Como sociólogo y aun más como persona, debo decir que este sentimiento es terrible. El ambiente en el que sobrevivimos en México es muy grave. Las condiciones sociales, económicas, políticas y de seguridad, son verdaderamente preocupantes. No hay cabida a la protesta, a la inconformidad; no hay lugar para la plena libertad. Vivimos en un país sin ley que cotidianamente se desgasta y nos arrastra a un espacio de incertidumbre y frustración. Nos asecha la muerte a cada instante. Me duele el dolor de quienes padecen en carne propia la tragedia, me duele pensar que tú, o que yo, en cualquier momento podemos pasar a ser parte de las víctimas y engrosar las listas de desaparecidos o muertos que a diario se convierten en un número más de las estadísticas.
Me duele la dolorosa angustia. Duele la pasividad y el desasosiego que causa no ver un horizonte prometedor, ¡porque no estamos bien!, nadie en este país está bien, no ocultemos la realidad; no finjamos que mientras no sepamos de alguien cercano secuestrado, asesinado o encarcelado injustamente, la violencia no existe. Es agobiante ojear el periódico para darte cuenta que todo se resume en tragedia, es entristecedor que haya quienes piensen en una idílica nación, que va por buen rumbo; es peor saber que sabemos que todo se lo está llevando el demonio y no hacemos nada.
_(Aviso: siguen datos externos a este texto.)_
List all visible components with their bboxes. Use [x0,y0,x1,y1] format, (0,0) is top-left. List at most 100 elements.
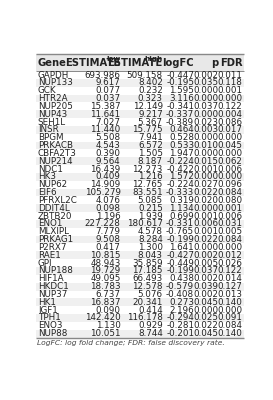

Basta de la conformidad, del silencio, alza la voz; basta de la costumbre de agachar la cabeza y decir que en México no pasa nada. El mundo está volteando hacia nosotros, se percibe en el orbe que los ríos de sangre nos inundan, que podemos en un instante dejar de tener nombre e identidad, que al hablar una bala nos pude silenciar, que alzar la voz es un pasaporte al infierno. México se está convirtiendo en una fosa de interminable fondo, en México no hay estado de derecho, no hay legalidad ni justicia, en México reina la violencia y la impunidad.
Las víctimas de la violencia desaforadamente, no son solo los miembros de instituciones de seguridad, y por su labor es una pena lo que acontece en algunos de sus operativos; hay además víctimas de una política de pasividad que no ha sido capaz de contener los embates de grupos del crimen (más) organizado, que silenciosa y a veces como esta vez, con todo el ruido posible y a la vista de todos, muestran un poderío que siembra miedo y desesperanza en todos los ciudadanos.
Duele la realidad de una sociedad deshumanizada y frágil que se descompone entre la autodestrucción.